After a summer of COVID restrictions, travel and (hopefully) a bit of vacation, many of us are heading back into the office or classroom. While we might not spend a great deal of time thinking about the implications for our water use at work, NAWI friends at Phoenix Process Equipment Co. and Aquacell Water Recycling Ltd. certainly do. Over the past month, they have graciously hosted NAWI members on tours of the Salesforce Tower in San Francisco and Meta corporate campus in Menlo Park, CA (yes, that Meta) where they designed and installed onsite “blackwater” reuse facilities. They shared some important lessons in operating small-scale water treatment systems.
First the stats. Both facilities were designed to accommodate large office populations and treat between 40 to 90 thousand gallons per day of rainwater, toilet, and sink wastewater to a quality safe for additional toilet flushing and/or irrigation (of salinity sensitive redwoods!). Both facilities used roughly the same process train consisting of belt filter (with solids discharged to sewer), aerobic membrane bioreactor system (MBR), RO, ultraviolet (UV), and remineralization. While the Salesforce system was idle at the time of our visit, Meta’s system was just getting restarted after a long COVID hiatus, and will be resuming water delivery in the coming weeks.
Next the insights:
- COVID threw onsite systems a major curveball. Meta’s campus was fully populated before the 2.5 year-long COVID shutdown; the new “normal” office population (about one-third of pre-pandemic numbers) is sufficient to sustain the MBR, but is far below the original design capacity. We had some great discussions about resilient designs, including what it would take for systems to operate at a mere 10% of their design capacity for an extended period of time.

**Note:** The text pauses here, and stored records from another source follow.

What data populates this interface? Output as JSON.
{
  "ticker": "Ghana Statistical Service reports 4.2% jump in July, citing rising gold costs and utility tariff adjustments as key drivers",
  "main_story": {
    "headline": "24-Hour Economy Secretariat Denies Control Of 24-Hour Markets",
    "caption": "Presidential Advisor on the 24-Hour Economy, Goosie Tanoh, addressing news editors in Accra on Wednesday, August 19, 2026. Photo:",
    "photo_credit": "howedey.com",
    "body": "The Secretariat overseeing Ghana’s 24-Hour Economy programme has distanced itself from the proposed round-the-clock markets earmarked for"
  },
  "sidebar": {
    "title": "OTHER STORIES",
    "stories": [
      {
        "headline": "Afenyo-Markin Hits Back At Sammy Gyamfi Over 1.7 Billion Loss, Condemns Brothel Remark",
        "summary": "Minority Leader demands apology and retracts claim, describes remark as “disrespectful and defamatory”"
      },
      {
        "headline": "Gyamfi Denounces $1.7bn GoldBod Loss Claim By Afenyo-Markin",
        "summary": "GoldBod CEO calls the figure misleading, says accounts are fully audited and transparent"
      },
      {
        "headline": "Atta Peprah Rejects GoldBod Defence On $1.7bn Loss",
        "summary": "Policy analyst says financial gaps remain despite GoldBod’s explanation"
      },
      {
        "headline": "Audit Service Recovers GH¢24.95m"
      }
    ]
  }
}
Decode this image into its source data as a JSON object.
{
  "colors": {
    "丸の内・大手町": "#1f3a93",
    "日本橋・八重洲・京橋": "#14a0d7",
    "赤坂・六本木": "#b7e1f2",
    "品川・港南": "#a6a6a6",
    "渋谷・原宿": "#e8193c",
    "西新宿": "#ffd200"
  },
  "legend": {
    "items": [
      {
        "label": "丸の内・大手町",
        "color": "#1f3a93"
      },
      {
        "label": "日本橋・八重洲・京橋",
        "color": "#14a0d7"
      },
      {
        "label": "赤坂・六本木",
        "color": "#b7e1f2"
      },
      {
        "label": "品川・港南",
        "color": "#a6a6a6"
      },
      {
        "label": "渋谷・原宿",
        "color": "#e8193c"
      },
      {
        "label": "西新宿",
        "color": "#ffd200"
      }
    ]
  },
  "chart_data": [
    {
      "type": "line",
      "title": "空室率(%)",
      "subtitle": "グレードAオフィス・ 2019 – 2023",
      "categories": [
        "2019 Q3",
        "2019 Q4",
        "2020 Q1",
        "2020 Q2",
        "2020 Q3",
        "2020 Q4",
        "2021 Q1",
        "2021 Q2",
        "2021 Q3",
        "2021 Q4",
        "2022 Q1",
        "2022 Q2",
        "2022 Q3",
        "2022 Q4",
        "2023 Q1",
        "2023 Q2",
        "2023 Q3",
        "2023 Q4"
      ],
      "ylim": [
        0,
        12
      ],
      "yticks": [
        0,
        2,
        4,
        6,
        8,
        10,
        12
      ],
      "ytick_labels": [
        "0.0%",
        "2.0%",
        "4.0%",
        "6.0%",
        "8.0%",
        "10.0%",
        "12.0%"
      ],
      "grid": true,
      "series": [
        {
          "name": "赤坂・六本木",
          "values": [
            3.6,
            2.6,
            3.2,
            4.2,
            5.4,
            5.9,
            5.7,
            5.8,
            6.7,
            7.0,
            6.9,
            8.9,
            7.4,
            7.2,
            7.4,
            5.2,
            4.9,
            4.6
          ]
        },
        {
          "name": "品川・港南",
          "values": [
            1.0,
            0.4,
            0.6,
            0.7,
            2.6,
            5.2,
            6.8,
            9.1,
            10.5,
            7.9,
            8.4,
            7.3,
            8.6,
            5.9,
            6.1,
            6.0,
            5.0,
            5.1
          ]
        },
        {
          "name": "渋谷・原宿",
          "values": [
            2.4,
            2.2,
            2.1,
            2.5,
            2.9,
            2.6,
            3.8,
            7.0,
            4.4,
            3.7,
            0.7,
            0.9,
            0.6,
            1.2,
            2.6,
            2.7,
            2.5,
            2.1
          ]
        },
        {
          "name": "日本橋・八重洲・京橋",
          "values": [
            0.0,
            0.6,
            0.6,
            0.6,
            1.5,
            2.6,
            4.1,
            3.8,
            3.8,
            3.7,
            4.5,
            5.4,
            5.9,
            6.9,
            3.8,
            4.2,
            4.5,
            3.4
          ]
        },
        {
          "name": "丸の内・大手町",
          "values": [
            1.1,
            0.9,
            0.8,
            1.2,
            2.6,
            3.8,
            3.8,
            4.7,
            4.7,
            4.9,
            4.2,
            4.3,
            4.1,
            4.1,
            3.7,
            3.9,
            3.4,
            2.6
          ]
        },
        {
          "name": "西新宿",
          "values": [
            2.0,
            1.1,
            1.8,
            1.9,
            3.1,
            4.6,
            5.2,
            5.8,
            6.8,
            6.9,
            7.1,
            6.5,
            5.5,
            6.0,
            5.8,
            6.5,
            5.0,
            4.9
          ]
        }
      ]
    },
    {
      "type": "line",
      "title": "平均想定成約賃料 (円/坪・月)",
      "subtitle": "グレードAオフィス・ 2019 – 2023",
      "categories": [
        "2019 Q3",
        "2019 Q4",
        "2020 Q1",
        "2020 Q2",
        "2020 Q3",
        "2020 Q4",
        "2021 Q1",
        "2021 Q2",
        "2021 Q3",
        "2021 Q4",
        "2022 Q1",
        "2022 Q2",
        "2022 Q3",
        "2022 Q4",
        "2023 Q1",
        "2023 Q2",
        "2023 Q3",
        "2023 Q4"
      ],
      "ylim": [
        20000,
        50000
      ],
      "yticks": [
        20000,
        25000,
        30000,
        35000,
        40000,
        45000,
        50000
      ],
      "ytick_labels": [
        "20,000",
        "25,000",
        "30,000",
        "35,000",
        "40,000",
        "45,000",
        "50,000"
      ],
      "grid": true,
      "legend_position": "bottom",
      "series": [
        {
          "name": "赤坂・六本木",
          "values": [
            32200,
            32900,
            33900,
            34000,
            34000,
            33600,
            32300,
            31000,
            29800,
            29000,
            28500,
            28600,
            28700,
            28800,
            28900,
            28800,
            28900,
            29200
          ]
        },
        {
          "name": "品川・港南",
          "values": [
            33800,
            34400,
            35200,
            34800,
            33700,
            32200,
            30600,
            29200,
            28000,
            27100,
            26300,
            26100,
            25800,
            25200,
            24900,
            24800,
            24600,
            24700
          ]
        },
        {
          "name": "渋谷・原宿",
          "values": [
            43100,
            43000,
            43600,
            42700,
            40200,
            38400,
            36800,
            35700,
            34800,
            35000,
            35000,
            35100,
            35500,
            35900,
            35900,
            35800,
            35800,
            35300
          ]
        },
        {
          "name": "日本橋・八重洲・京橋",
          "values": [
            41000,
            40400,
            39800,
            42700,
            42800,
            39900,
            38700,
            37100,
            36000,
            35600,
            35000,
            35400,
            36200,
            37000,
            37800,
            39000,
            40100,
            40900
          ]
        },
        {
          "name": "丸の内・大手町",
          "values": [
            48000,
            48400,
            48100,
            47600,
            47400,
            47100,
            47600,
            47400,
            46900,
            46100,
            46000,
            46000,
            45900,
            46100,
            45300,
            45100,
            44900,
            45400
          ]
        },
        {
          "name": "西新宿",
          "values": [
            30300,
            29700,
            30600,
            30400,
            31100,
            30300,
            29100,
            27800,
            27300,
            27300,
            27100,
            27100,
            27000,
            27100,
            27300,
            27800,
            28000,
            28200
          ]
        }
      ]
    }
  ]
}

- Tanks, tanks, tanks! Water treatment and reuse systems require a LOT of water storage. This is often overlooked in academic studies. Not only are tanks expensive ($2-$10 per stored gallon) but they also have a significant footprint — not cheap when it means displacing coveted parking spots and valuable Silicon Valley real estate. Ideally, below-grade storage tanks are integrated into the original building design. Researchers probably need to do a better job of factoring storage into the total cost projections for on-site systems.

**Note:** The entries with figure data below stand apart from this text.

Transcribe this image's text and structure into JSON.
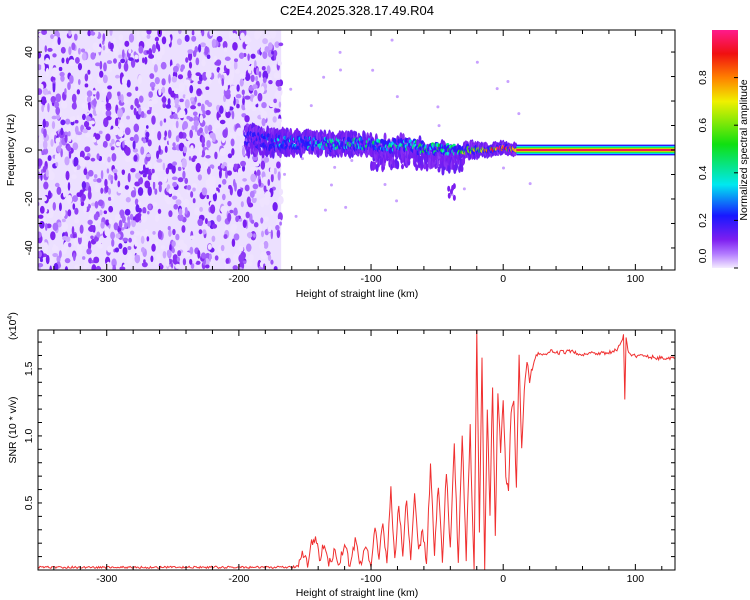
{
  "title": "C2E4.2025.328.17.49.R04",
  "chart_data": [
    {
      "type": "heatmap",
      "xlabel": "Height of straight line (km)",
      "ylabel": "Frequency (Hz)",
      "xlim": [
        -352,
        130
      ],
      "ylim": [
        -49,
        49
      ],
      "xticks": [
        -300,
        -200,
        -100,
        0,
        100
      ],
      "xtick_labels": [
        "-300",
        "-200",
        "-100",
        "0",
        "100"
      ],
      "yticks": [
        -40,
        -20,
        0,
        20,
        40
      ],
      "ytick_labels": [
        "-40",
        "-20",
        "0",
        "20",
        "40"
      ],
      "colorbar": {
        "label": "Normalized spectral amplitude",
        "range": [
          0,
          1
        ],
        "ticks": [
          0.0,
          0.2,
          0.4,
          0.6,
          0.8
        ],
        "tick_labels": [
          "0.0",
          "0.2",
          "0.4",
          "0.6",
          "0.8"
        ]
      },
      "noise_region_x": [
        -352,
        -168
      ],
      "noise_amplitude": 0.1,
      "signal_track": {
        "x": [
          -195,
          -170,
          -150,
          -130,
          -110,
          -90,
          -70,
          -50,
          -35,
          -20,
          -10,
          0,
          10
        ],
        "freq": [
          4,
          3,
          3,
          2.5,
          2.5,
          2,
          1.5,
          0.5,
          0,
          0,
          0,
          1,
          0
        ],
        "spread_hz": [
          8,
          7,
          6,
          6,
          6,
          6,
          6,
          6,
          5,
          3,
          2,
          2,
          2
        ],
        "amplitude": [
          0.1,
          0.3,
          0.35,
          0.4,
          0.4,
          0.42,
          0.45,
          0.45,
          0.5,
          0.7,
          0.85,
          0.9,
          0.9
        ]
      },
      "carrier_band": {
        "x": [
          10,
          130
        ],
        "freq": 0,
        "amplitude": 0.95
      }
    },
    {
      "type": "line",
      "xlabel": "Height of straight line (km)",
      "ylabel": "SNR (10 * v/v)",
      "y_multiplier": "(x10",
      "y_multiplier_exp": "4",
      "xlim": [
        -352,
        130
      ],
      "ylim": [
        0,
        1.79
      ],
      "xticks": [
        -300,
        -200,
        -100,
        0,
        100
      ],
      "xtick_labels": [
        "-300",
        "-200",
        "-100",
        "0",
        "100"
      ],
      "yticks": [
        0.5,
        1.0,
        1.5
      ],
      "ytick_labels": [
        "0.5",
        "1.0",
        "1.5"
      ],
      "color": "#f03030",
      "series": [
        {
          "name": "SNR",
          "x": [
            -352,
            -340,
            -320,
            -300,
            -280,
            -260,
            -240,
            -220,
            -200,
            -180,
            -160,
            -155,
            -152,
            -148,
            -145,
            -142,
            -139,
            -136,
            -132,
            -128,
            -124,
            -120,
            -116,
            -112,
            -108,
            -104,
            -100,
            -97,
            -94,
            -91,
            -88,
            -85,
            -82,
            -79,
            -76,
            -73,
            -70,
            -67,
            -64,
            -61,
            -58,
            -55,
            -52,
            -49,
            -46,
            -43,
            -40,
            -37,
            -34,
            -31,
            -28,
            -25,
            -22,
            -20,
            -18,
            -16,
            -14,
            -12,
            -10,
            -8,
            -6,
            -4,
            -2,
            0,
            2,
            4,
            6,
            8,
            10,
            12,
            14,
            16,
            18,
            20,
            22,
            25,
            28,
            32,
            36,
            40,
            50,
            60,
            70,
            80,
            86,
            89,
            91,
            92,
            93,
            95,
            100,
            110,
            120,
            130
          ],
          "y": [
            0.02,
            0.02,
            0.02,
            0.02,
            0.02,
            0.02,
            0.02,
            0.02,
            0.02,
            0.02,
            0.02,
            0.03,
            0.15,
            0.05,
            0.2,
            0.26,
            0.08,
            0.18,
            0.03,
            0.15,
            0.04,
            0.2,
            0.03,
            0.22,
            0.05,
            0.18,
            0.02,
            0.3,
            0.08,
            0.35,
            0.05,
            0.61,
            0.08,
            0.5,
            0.1,
            0.55,
            0.06,
            0.6,
            0.12,
            0.3,
            0.05,
            0.79,
            0.1,
            0.65,
            0.08,
            0.75,
            0.15,
            0.92,
            0.05,
            1.0,
            0.1,
            1.05,
            0.0,
            1.78,
            0.3,
            1.57,
            0.0,
            1.2,
            0.4,
            1.38,
            0.25,
            1.3,
            0.9,
            1.28,
            0.7,
            0.62,
            1.2,
            1.3,
            0.6,
            1.6,
            0.9,
            1.35,
            1.55,
            1.4,
            1.5,
            1.6,
            1.62,
            1.6,
            1.63,
            1.62,
            1.63,
            1.61,
            1.62,
            1.62,
            1.64,
            1.68,
            1.76,
            1.28,
            1.72,
            1.62,
            1.6,
            1.59,
            1.58,
            1.58
          ]
        }
      ]
    }
  ]
}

- Insensitivity (indifference?) to electricity consumption. During both of our tours, we had a hard time even finding the electrical meter and system designers often have no information about the actual system energy use once its installed and operating.
- Odor and color control is essential. Office building tenants do NOT want to smell even a whiff of typical wastewater treatment plant “fragrance”, and tenants don’t want to flush their toilets with yellow water. A lot of our process designs for onsite blackwater reuse are dictated by odor and color rather than by safety concerns. We wondered aloud where NAWI technologies could make an impact in these two important aesthetic areas.

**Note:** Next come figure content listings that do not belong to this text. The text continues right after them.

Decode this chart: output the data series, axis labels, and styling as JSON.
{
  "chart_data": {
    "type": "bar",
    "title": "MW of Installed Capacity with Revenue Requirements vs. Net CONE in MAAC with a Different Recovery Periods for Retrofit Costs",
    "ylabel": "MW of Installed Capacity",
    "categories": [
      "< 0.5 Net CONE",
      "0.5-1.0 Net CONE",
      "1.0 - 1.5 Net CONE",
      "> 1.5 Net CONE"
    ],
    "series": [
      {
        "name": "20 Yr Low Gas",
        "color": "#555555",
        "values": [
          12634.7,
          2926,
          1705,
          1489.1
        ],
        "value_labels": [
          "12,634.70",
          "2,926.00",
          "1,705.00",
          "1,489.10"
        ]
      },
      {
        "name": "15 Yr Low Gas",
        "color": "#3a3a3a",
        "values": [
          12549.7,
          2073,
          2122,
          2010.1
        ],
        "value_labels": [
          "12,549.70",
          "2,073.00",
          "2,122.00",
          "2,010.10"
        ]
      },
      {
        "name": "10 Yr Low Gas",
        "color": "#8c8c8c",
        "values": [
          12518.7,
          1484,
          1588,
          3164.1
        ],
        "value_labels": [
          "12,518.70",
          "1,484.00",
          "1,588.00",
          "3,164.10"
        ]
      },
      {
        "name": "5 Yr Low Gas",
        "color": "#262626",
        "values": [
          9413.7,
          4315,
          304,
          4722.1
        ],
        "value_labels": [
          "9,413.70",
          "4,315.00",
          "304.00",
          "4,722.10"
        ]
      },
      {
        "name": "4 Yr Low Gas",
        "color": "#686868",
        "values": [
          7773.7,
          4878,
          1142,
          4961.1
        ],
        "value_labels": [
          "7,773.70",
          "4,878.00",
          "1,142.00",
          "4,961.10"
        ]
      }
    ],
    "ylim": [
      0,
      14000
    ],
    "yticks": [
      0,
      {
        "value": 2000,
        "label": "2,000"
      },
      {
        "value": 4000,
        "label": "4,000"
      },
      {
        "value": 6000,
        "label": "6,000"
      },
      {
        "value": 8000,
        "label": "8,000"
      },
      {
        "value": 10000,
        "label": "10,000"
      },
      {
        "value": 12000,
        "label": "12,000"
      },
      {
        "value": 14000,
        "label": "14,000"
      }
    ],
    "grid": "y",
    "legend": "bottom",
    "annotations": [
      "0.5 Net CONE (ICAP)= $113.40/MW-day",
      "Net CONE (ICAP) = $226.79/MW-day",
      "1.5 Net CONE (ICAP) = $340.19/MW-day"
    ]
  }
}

- Permitting blackwater recycling systems remains a regulatory challenge. While greywater recycling has become significantly easier to permit over the past decade, blackwater systems are really first-of-a-kind demonstration sites in most regions. They are often held to the same standards for daily monitoring, sample collection, and thus demand frequent sensor monitoring and calibration. Technology and regulations are going to have to evolve together for building-scale reuse to really take hold.
- These systems are far too complex to be managed by a typical property manager or site engineer. Both sites we visited had real-time remote monitoring. The (operational) Meta facility had a dedicated Level 2 operator onsite, as well as a contract with a local laboratory for daily sampling collection/analysis. Additional facilities operation support and maintenance was a phone call away.